As an SAP customer, first, you have to create and configure the application in the SAP Administration Console for SAP Cloud Platform Authentication. To do this, perform the following steps:

1. Click + Add at the bottom of the page.

2. Add application with the name “suite-sso”.

3. Select the newly created "suite-sso" application and open SAML 2.0 Configuration.

4. Add “suite-sso” to “Name”.

5. Click Add URL.

6. Add the URL for each account for which you want to enable SSO. Use the following links:

https://sso.gservice.emarsys.net/login/auth/{account_name1}

https://sso.gservice.emarsys.net/login/auth/{account_name2}

https://sso.gservice.emarsys.net/login/auth/{account_name3}

7. Click Save at the bottom of the page.

8. Select Assertion Attributes.

9. Replace the “mail” string with “email” for the attribute named “E-mail”.

10. Click + Add above the Attribute list, and select “E-mail”.

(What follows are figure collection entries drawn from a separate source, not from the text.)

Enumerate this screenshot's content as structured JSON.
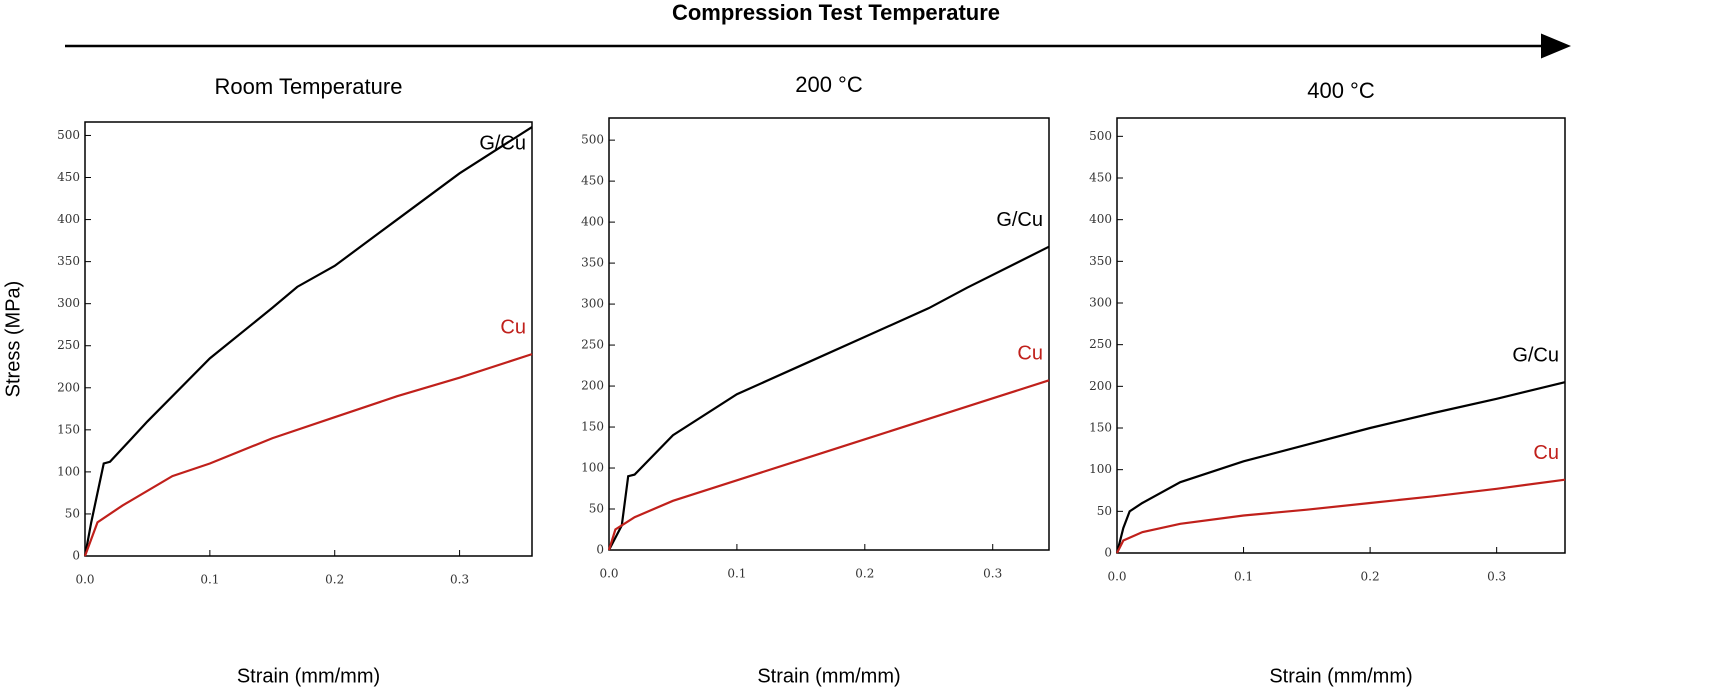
{
  "figure_title": "Compression Test Temperature",
  "chart_data": [
    {
      "type": "line",
      "title": "Room Temperature",
      "xlabel": "Strain (mm/mm)",
      "ylabel": "Stress (MPa)",
      "xlim": [
        0,
        0.358
      ],
      "ylim": [
        0,
        516
      ],
      "xticks": [
        {
          "value": 0,
          "label": "0.0"
        },
        0.1,
        0.2,
        0.3
      ],
      "yticks": [
        0,
        50,
        100,
        150,
        200,
        250,
        300,
        350,
        400,
        450,
        500
      ],
      "series": [
        {
          "name": "G/Cu",
          "color": "#000000",
          "x": [
            0,
            0.005,
            0.015,
            0.02,
            0.05,
            0.1,
            0.15,
            0.17,
            0.2,
            0.25,
            0.3,
            0.358
          ],
          "values": [
            0,
            40,
            110,
            112,
            160,
            235,
            295,
            320,
            345,
            400,
            455,
            510
          ]
        },
        {
          "name": "Cu",
          "color": "#c0201b",
          "x": [
            0,
            0.01,
            0.03,
            0.07,
            0.1,
            0.15,
            0.2,
            0.25,
            0.3,
            0.358
          ],
          "values": [
            0,
            40,
            60,
            95,
            110,
            140,
            165,
            190,
            212,
            240
          ]
        }
      ]
    },
    {
      "type": "line",
      "title": "200 °C",
      "xlabel": "Strain (mm/mm)",
      "xlim": [
        0,
        0.344
      ],
      "ylim": [
        0,
        527
      ],
      "xticks": [
        {
          "value": 0,
          "label": "0.0"
        },
        0.1,
        0.2,
        0.3
      ],
      "yticks": [
        0,
        50,
        100,
        150,
        200,
        250,
        300,
        350,
        400,
        450,
        500
      ],
      "series": [
        {
          "name": "G/Cu",
          "color": "#000000",
          "x": [
            0,
            0.01,
            0.015,
            0.02,
            0.05,
            0.1,
            0.15,
            0.2,
            0.25,
            0.28,
            0.344
          ],
          "values": [
            0,
            30,
            90,
            92,
            140,
            190,
            225,
            260,
            295,
            320,
            370
          ]
        },
        {
          "name": "Cu",
          "color": "#c0201b",
          "x": [
            0,
            0.005,
            0.02,
            0.05,
            0.1,
            0.15,
            0.2,
            0.25,
            0.3,
            0.344
          ],
          "values": [
            0,
            25,
            40,
            60,
            85,
            110,
            135,
            160,
            185,
            207
          ]
        }
      ]
    },
    {
      "type": "line",
      "title": "400 °C",
      "xlabel": "Strain (mm/mm)",
      "xlim": [
        0,
        0.354
      ],
      "ylim": [
        0,
        522
      ],
      "xticks": [
        {
          "value": 0,
          "label": "0.0"
        },
        0.1,
        0.2,
        0.3
      ],
      "yticks": [
        0,
        50,
        100,
        150,
        200,
        250,
        300,
        350,
        400,
        450,
        500
      ],
      "series": [
        {
          "name": "G/Cu",
          "color": "#000000",
          "x": [
            0,
            0.005,
            0.01,
            0.02,
            0.05,
            0.1,
            0.15,
            0.2,
            0.25,
            0.3,
            0.354
          ],
          "values": [
            0,
            30,
            50,
            60,
            85,
            110,
            130,
            150,
            168,
            185,
            205
          ]
        },
        {
          "name": "Cu",
          "color": "#c0201b",
          "x": [
            0,
            0.005,
            0.02,
            0.05,
            0.1,
            0.15,
            0.2,
            0.25,
            0.3,
            0.354
          ],
          "values": [
            0,
            15,
            25,
            35,
            45,
            52,
            60,
            68,
            77,
            88
          ]
        }
      ]
    }
  ]
}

11. Replace the “mail” string with “username” for the newly created attribute named “E-mail”.

12. Click Save at the bottom of the page.

13. Go to the Tenant Settings in the Applications & Resources and make sure that the "IdP-Initiated SSO" is turned on.

14. Under Tenant Settings, select SAML 2.0 Configuration.

15. Click Download Metadata file at the bottom of the page to save the Metadata XML.

16. Share the Metadata.XML with the Emarsys Customer Success Manager.

To login to Emarsys with Single Sign-on, perform the following steps:

1. Open the Emarsys login page and click on Login with SSO.

2. Add the account name you want to login to and click Continue.

3. Log in with your SAP credentials.

4. You are redirected to the selected account.

Currently we do not have support for:

• Mixed setups: If a customer sets up SSO login, then all administrators must use this feature.
• Federated logout: The manual logout functionality and the session timeout is still available.
• User deprovisioning: If a user is deleted in the Identity Provider, it will not be automatically deleted from our systems but the user will not be able to log in.

There are small changes on the user management side:

• Administrators who belong to customers with the 'single_signon' feature enabled, are not disabled automatically (e.g., after long inactivity).
• Administrators can be deleted, but they will be re-created after the next login with no permissions.
• The 'administrator creation' functionality has not been disabled, however, administrators created manually in the user management will not be able to log in.
• The 'forgot password' functionality has not been disabled and a new password can be set up, however, this has no effect on the SSO login flow.
• Currently, the permissions and roles can be managed only in the Emarsys user management, the SAML2 SSO can be used only for authentication. New users are commissioned with "restricted role".